Background: Pain is the primary symptom of patients with osteoarthritis (OA) and remains poorly understood from an immunological perspective.

Objectives: To delineate a comprehensive systemic immunological signature of OA-related pain with a particular emphasis on the role of regulatory T cells (Treg)

Methods: We enrolled 46 patients with knee OA as part of the TRANSIMMUNOM clinical trial (NCT02466217). Inclusion criteria were radiographic knee OA with a Kellgren-Lawrence score of 2 or 3. Exclusion criteria included individuals with previous total knee arthroplasty, inflammatory rheumatic diseases or secondary OA. For each patient, we collected clinical data, including WOMAC pain (0-100) and DN4 scores (0-10). Blood deep immunophenotyping was performed using 13 different flow cytometry panels, generating 800 parameters (Duraclone technology, Beckman Coulter). 62 serum cytokines were quantified using the Luminex Multiplex Assay xMAP® Technology. For RNA sequencing, peripheral blood CD4+CD25+CD127- Treg cells were sorted with a purity > 80%. RNA sequencing was performed on mRNA libraries prepared with SMART-Seq® v4 Ultra® Low Input RNA Kit on high quality RNA. Differential gene expression analysis using DESEq2 and functional analysis using GO and STRING databases were applied. Significance was tested by statistical analyses, including Spearman correlation and Mann-Whitney analysis.

Results: The cohort consisted of 65.2% women (N=30) and 34.8% men (N=16), the mean age was 64.8 years old (standard deviation (SD=9.9) and the mean BMI was 29.1 (SD=7.1). The mean WOMAC pain score was 44.2 (SD=12.7), and the mean DN4 was 2.17 (SD=1.8). There was no significant difference between patients with low and high pain intensity (WOMAC pain < or ≥40/100) in terms of age, BMI, gender, and KL score. Deep immunophenotyping identified 19 and 22 cell populations that correlated with WOMAC pain and DN4 respectively (p<0.05|r|≥0.2) (Figure 1). Among these, four populations related to Treg activation and functionality (FoxP3+CTLA4+, CD4+CD57+, Treg CD95+ and CD4 Treg CD45RA+) were negatively correlated with the WOMAC pain score. Cytokine analysis revealed that soluble factors associated with Treg expansion and activation (sIL2-RA, sTNFR1, sTNFR2, IL-22) were also associated with the WOMAC pain score. In addition, DN4 was negatively correlated with IL4 and IL27. Differential gene expression analysis of Tregs between patients with low and high WOMAC pain scores identified 320 upregulated genes including IL-1RL1, IL31RA, VEGFA, MMP11, TNFRSF14 and 123 downregulated genes ( Figure 2 |log2(FC)|≥log2(2),p<0.01). We found that patients with high WOMAC pain scores showed an upregulation of pathways implicating pathways related to immune regulation, molecular mediators, and cytokine regulation (p<0.01) based on GO over-representation analysis. In addition, using STRING we identified 23 functional modules associated with up-regulated genes in high pain patients including pro-inflammatory modules such as IFN, IL1R1, NLRP3 modules.
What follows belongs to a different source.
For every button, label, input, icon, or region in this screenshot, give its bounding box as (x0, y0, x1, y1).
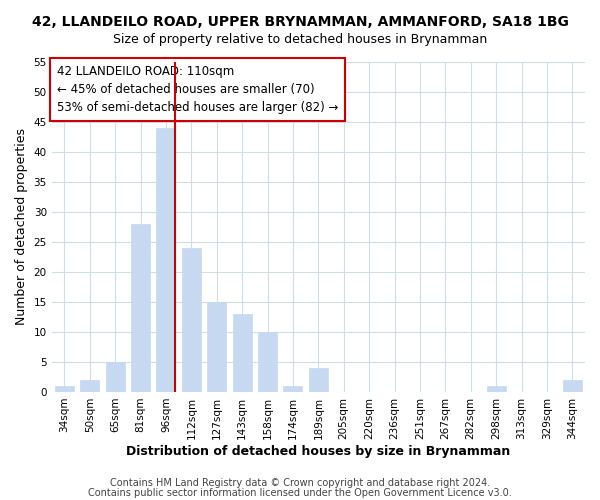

Conclusion: This study reports an extensive blood immune profiling of knee OA pain, emphasizing systemic dysregulation of Tregs. These findings underscore the involvement of the adaptive immune system in OA pain, extending beyond conventional low-grade inflammation paradigms and offering novel pathophysiological insights.

REFERENCES: NIL.

Figure 1.

Deep Immunophenotyping, proteomic and Treg transcriptomic profiling of OA pain. A. Spearman correlations between cell populations and WOMAC pain or DN4 (p<0.05, |r|≥0.2). B. CD4+CD57+ cell proportions from two representative patients with low (top) and high (bottom) pain intensity, matched on age, gender, and BMI. C Differentially expressed Tregs genes linked to OA pain, up-regulated (right) and downregulated (left) genes in patients with high pain as compared with patients with low pain are shown. Significant genes are labelled in red (|log2FC|≥log(2), p<0.01). D Cytokines correlation with WOMAC pain and DN4 scores. Positive and negative correlations are highlighted in red and blue. cytokines-cytokines correlations are in grey (p<0.05,|r|≥0.2).

Acknowledgements: NIL.

Disclosure of Interests: None declared.